I candidati del PS in visita alla Valposchiavo (di P. Pola)
Venerdì 02 ottobre 2015, quattro candidati del Partito socialista al Consiglio nazionale hanno visitato la nostra valle intrattenendosi la sera con il pubblico presso il Ristorante Motrice a Poschiavo per uno scambio d’opinioni in cui si sono toccati molti temi d’attualità.
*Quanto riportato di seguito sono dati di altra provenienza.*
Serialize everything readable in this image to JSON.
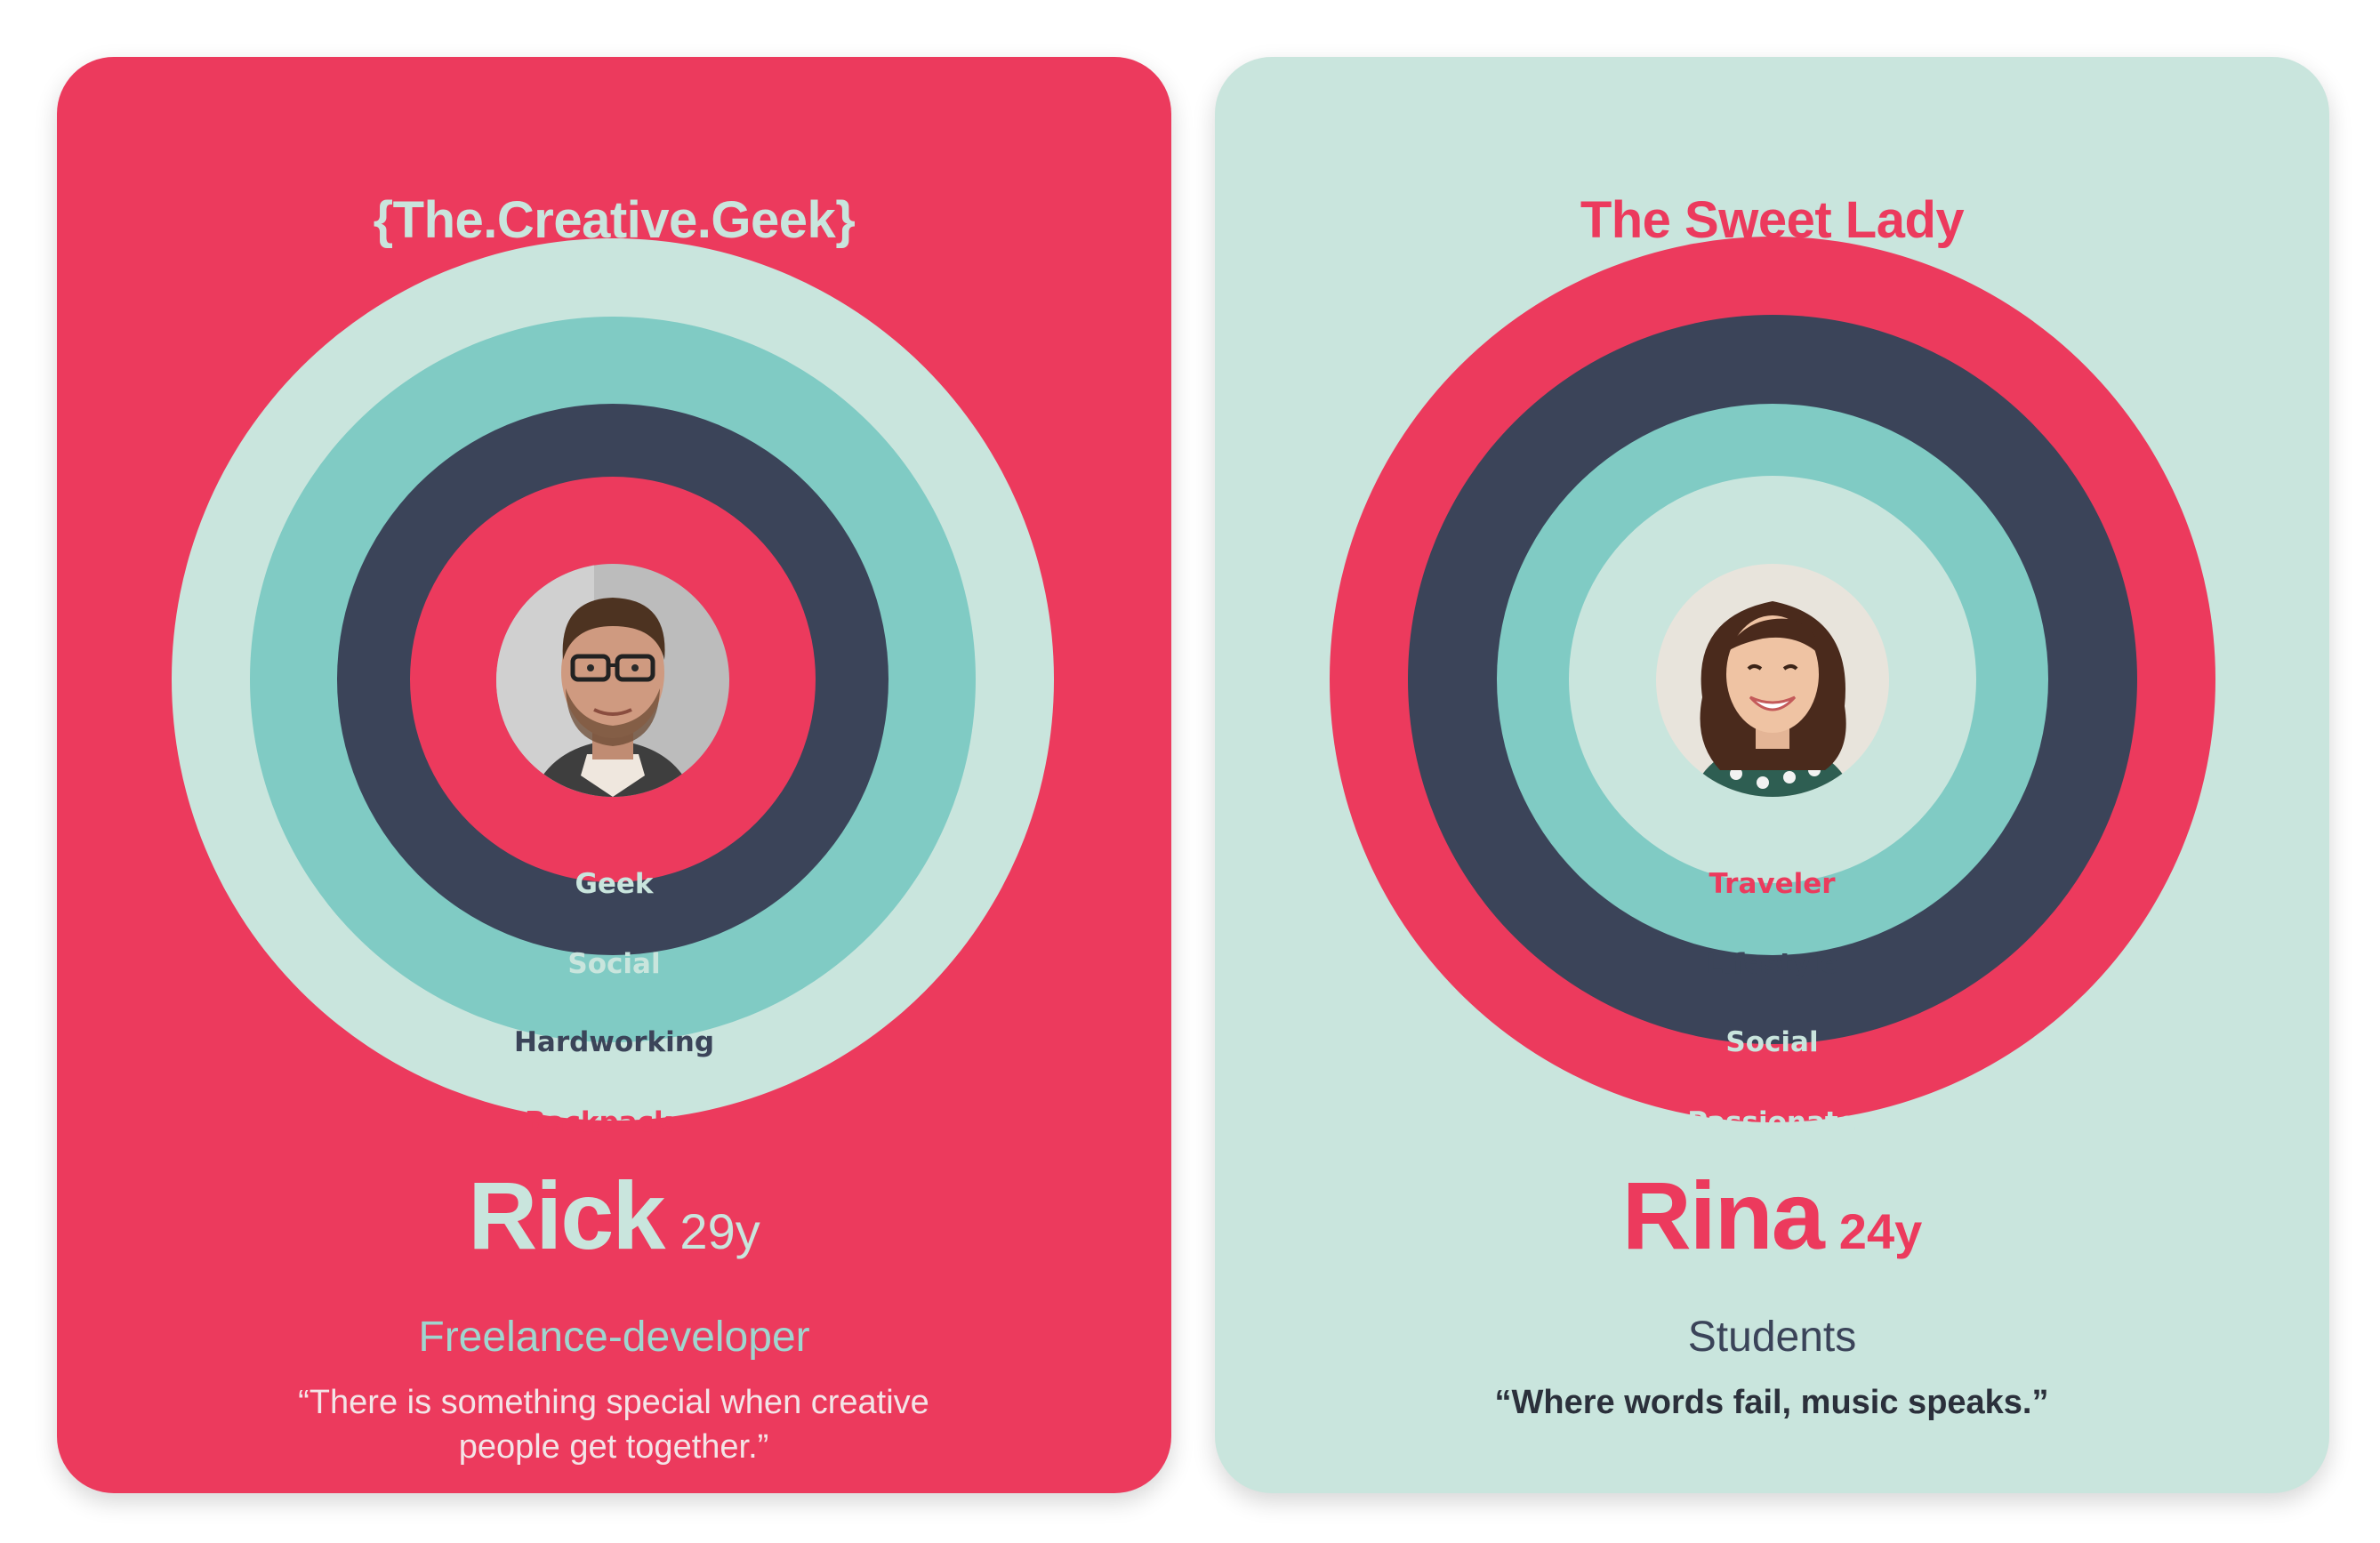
{
  "cards": [
    {
      "title": "{The.Creative.Geek}",
      "ring_labels": [
        "Geek",
        "Social",
        "Hardworking",
        "Backpacker"
      ],
      "name": "Rick",
      "age": "29y",
      "occupation": "Freelance-developer",
      "quote": "“There is something special when creative people get together.”",
      "colors": {
        "background": "#ec3a5d",
        "title": "#c9e5dd",
        "rings_outer_to_inner": [
          "#c9e5dd",
          "#80cbc4",
          "#3b4459",
          "#ec3a5d"
        ],
        "ring_label_colors": [
          "#c9e5dd",
          "#c9e5dd",
          "#3b4459",
          "#ec3a5d"
        ],
        "name": "#c9e5dd",
        "age": "#c9e5dd",
        "occupation": "#9fd6cf",
        "quote": "#f3e4e7"
      },
      "avatar_icon": "man-with-glasses-avatar-icon"
    },
    {
      "title": "The Sweet Lady",
      "ring_labels": [
        "Traveler",
        "Lifestyle",
        "Social",
        "Passionate"
      ],
      "name": "Rina",
      "age": "24y",
      "occupation": "Students",
      "quote": "“Where words fail, music speaks.”",
      "colors": {
        "background": "#c9e5dd",
        "title": "#ec3a5d",
        "rings_outer_to_inner": [
          "#ec3a5d",
          "#3b4459",
          "#80cbc4",
          "#c9e5dd"
        ],
        "ring_label_colors": [
          "#ec3a5d",
          "#3b4459",
          "#c9e5dd",
          "#c9e5dd"
        ],
        "name": "#ec3a5d",
        "age": "#ec3a5d",
        "occupation": "#3b4459",
        "quote": "#2b303b"
      },
      "avatar_icon": "curly-haired-woman-avatar-icon"
    }
  ]
}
Lista con candidati di spicco, quella capeggiata da Silva Semadeni, che annovera, oltre alla nota politica valposchiavina, anche il presidente del PS Grigioni Jon Pult, considerato da alcuni media nazionali come uno dei giovani politici più emergenti della Svizzera. La lista numero 4 è completata da Hanna Bay, quest’ultima non presente a Poschiavo, Beatrice Baselgia, sindaco di Domat Ems, e Andreas Thöny, capogruppo socialista in Gran Consiglio. L’obiettivo dei socialdemocratici è quello di riprendersi quel secondo seggio perso nel 1999, per rafforzare il proprio gruppo a Berna e, fattore non trascurabile, contribuire ad evitare uno spostamento a destra in parlamento.

Organizzata dal PS Valposchiavo, la serata è stata coordinata da Dario Monigatti, volto storico del socialismo valligiano e tuttora rappresentate del Circolo di Brusio nel parlamento retico, che ha lasciato subito spazio alla voce dei candidati. Strutturata in due distinti momenti, quello destinato all’esposizione del proprio pensiero politico, seguito dalla parola al pubblico, la serata ha toccato molti argomenti d’attualità, in cui non sono mancati i cavalli di battaglia tipici del programma politico socialista. Combattiva e come sempre ben preparata, Silva Semadeni ha dato il via agli interventi soffermandosi sul proprio impegno nel difendere lo sviluppo sostenibile delle regioni di montagna, contrariamente a quanto fanno certi altri politici, impegnati solo nel tentativo di cercare qualche privilegio. Il messaggio è chiaramente rivolto alla recente proposta dell’UDC Livio Zanolari d’istituire una zona franca sui carburanti nelle valli del Grigioni del Sud, quale misura di contrasto al traffico verso Livigno: “C’è chi crede di andare a difendere le regioni di confine pensando solo alle proprie, come se non ci fossero altre regioni di frontiera che hanno gli stessi problemi. Oppure pensa di poter criticare la zona franca di Livigno, senza toccare quella di Samnaun. Un ragionamento di questo tipo è inaccettabile e non avrà mai successo.”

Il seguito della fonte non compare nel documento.